Five: Give a deadline and name the consequence. Ten to fourteen calendar days from receipt is standard. The consequence: you will file in Justice Court (or circuit court if your damages exceed $3,500) for the principal, MCPA statutory damages up to $1,000, and attorney's fees.
Send the letter by USPS Certified Mail. The tracking number and delivery confirmation are proof the contractor received it, which matters if they later claim ignorance.
If the contractor doesn't respond
If your deadline passes with no payment and no credible response, file a Mississippi small claims case against a contractor in Justice Court as your next step.
Justice Court handles claims up to $3,500 without the cost or delay of circuit court. For disputes that exceed that threshold, circuit court is the venue, and the MCPA's attorney's fee provision becomes more relevant there because you may need representation for a more complex proceeding.

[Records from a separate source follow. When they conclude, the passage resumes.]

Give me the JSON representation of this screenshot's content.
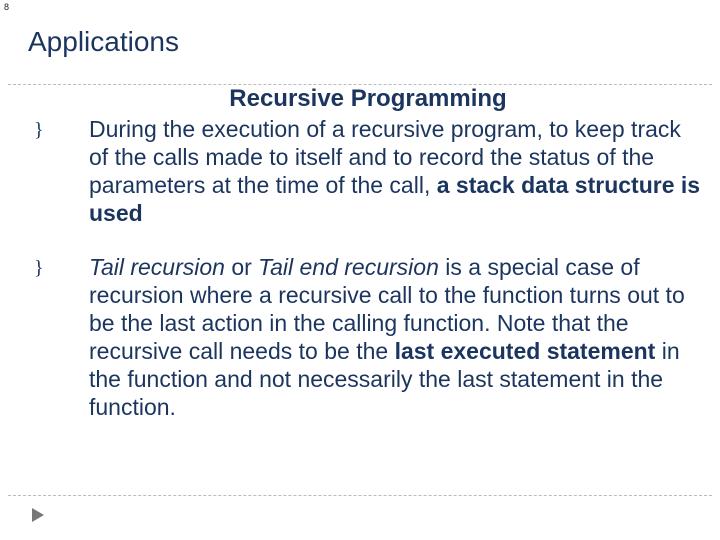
{
  "page_number": "8",
  "title": "Applications",
  "subtitle": "Recursive Programming",
  "bullet_glyph": "}",
  "para1": {
    "lead": "During the execution of a recursive program, to keep track of the calls made to itself and to record the status of the parameters at the time of the call, ",
    "bold": "a stack data structure is used"
  },
  "para2": {
    "em1": "Tail recursion",
    "mid1": " or ",
    "em2": "Tail end recursion",
    "mid2": " is a special case of recursion where a recursive call to the function turns out to be the last action in the calling function. Note that the recursive call needs to  be the ",
    "bold": "last executed statement ",
    "tail": " in the function and  not necessarily the last statement in the function."
  }
}
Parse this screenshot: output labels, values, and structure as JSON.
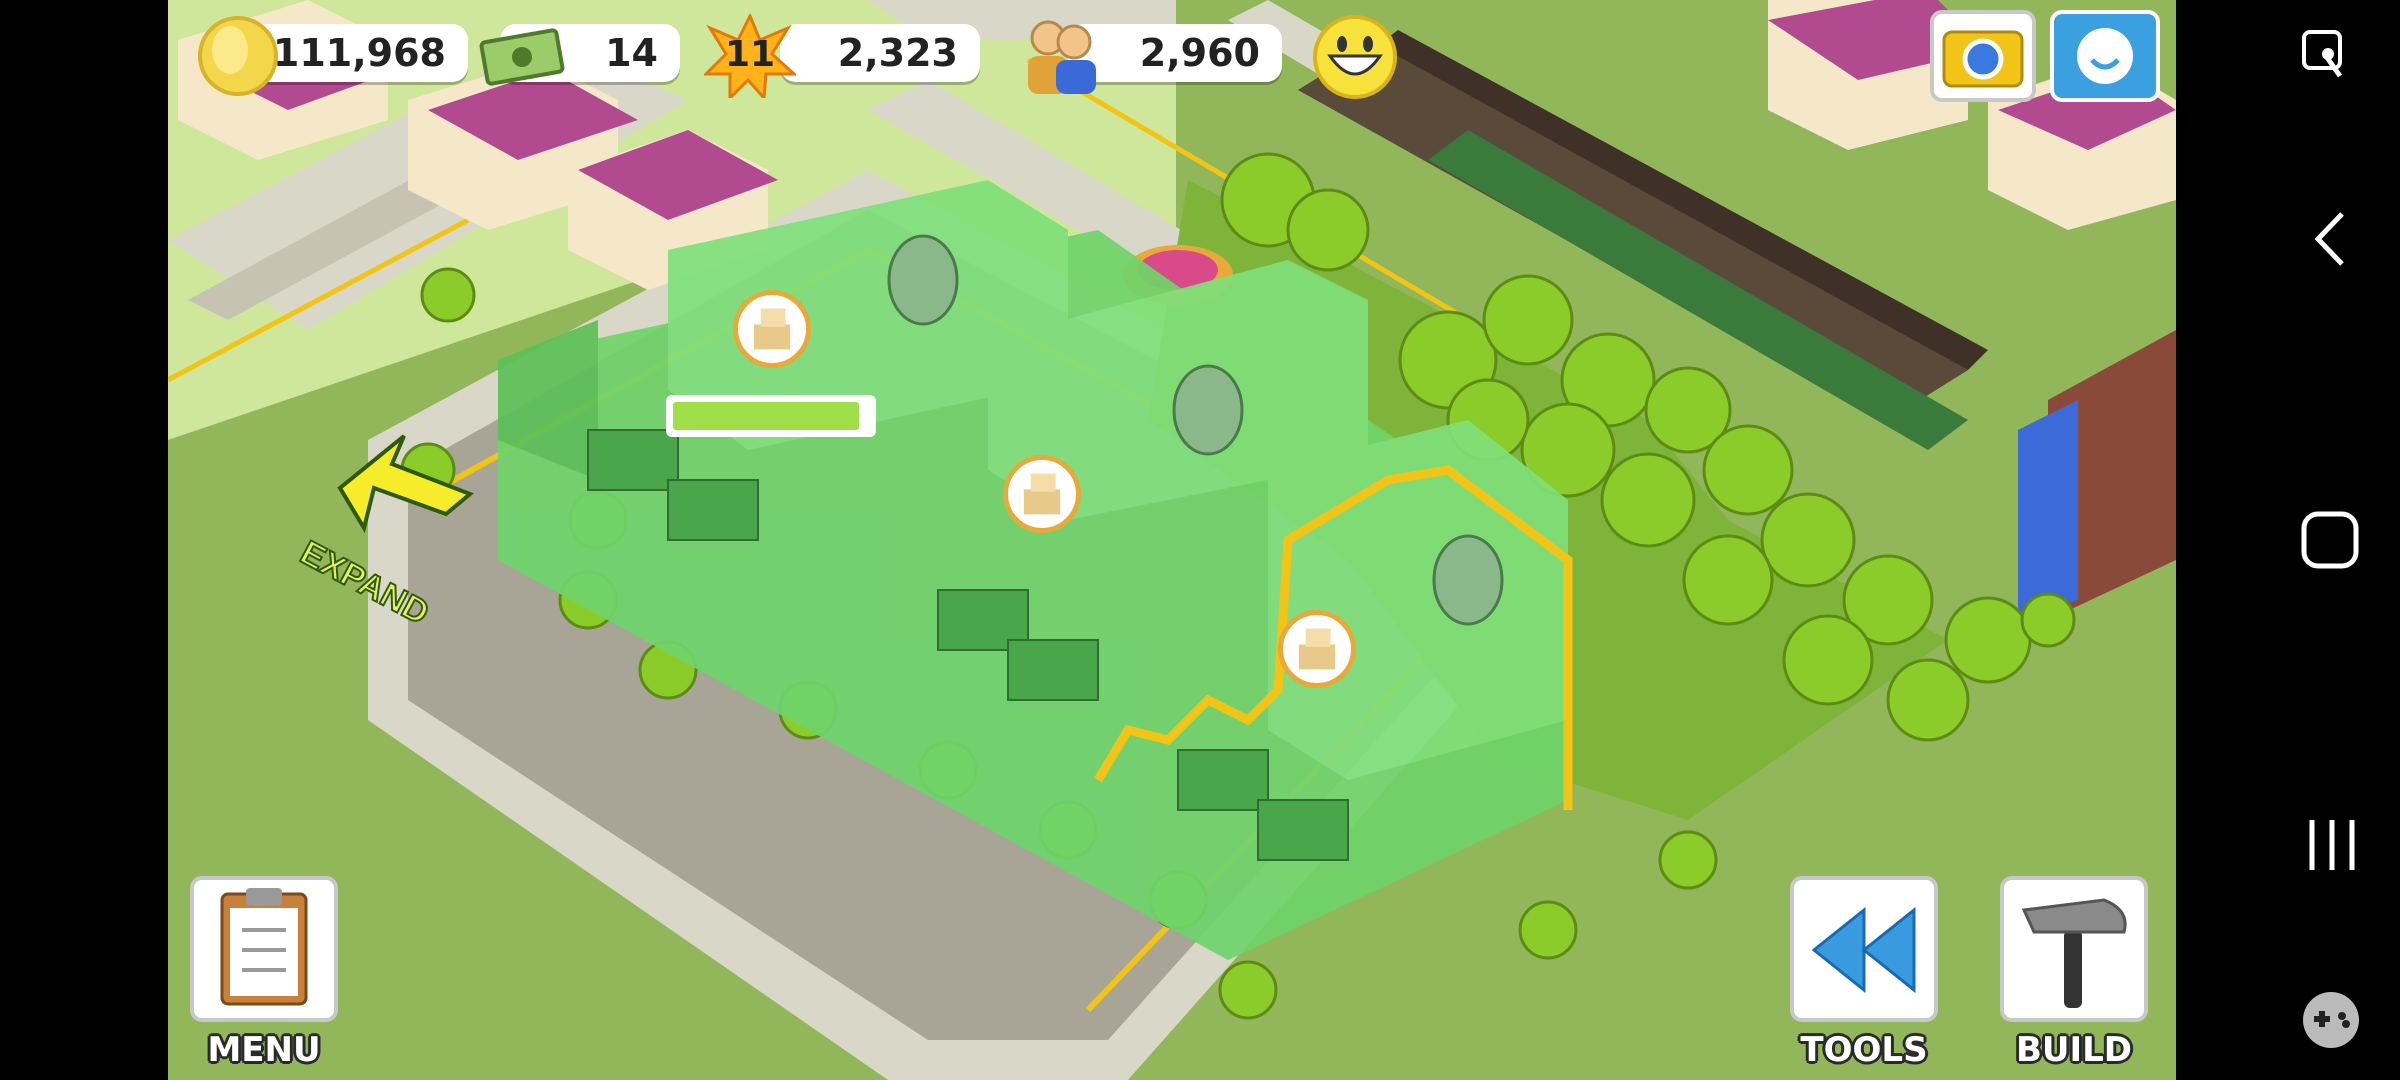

The demand letter you sent is now Exhibit A. It shows the judge that you put the contractor on notice, cited the statute, gave them a reasonable window to respond, and they chose not to. That paper trail is worth more at the hearing than almost anything else you can bring.
What to expect after the letter goes out
Most contractors resolve demand letters in one of three ways: payment in full, a negotiated partial settlement, or silence.
Payment in full is the outcome 85% of recipients choose when faced with an attorney-reviewed letter citing the relevant statute. It is usually cheaper for the contractor to pay than to defend a claim that invokes unlicensed contractor penalties or MCPA damages.
A partial settlement offer is common when the contractor has a genuine dispute about the quality of their work or the scope that was completed. If they offer a number and you can document that their liability under § 31-5-53 or the MCPA is higher, counter with that math. The MCPA's $1,000 statutory damages floor is a useful anchor.
Silence, combined with doing nothing, is the contractor's worst strategic choice, but some contractors make it. After your deadline passes, proceed to court. The absence of any response to a certified letter citing specific statutes looks exactly as bad as it sounds in front of a Justice Court judge.
Document everything that happens after the letter goes out. If the contractor calls and makes a verbal promise to pay, follow up in writing: "This confirms our conversation on [date] in which you agreed to pay [amount] by [date]." Verbal promises are hard to enforce. Written ones are not.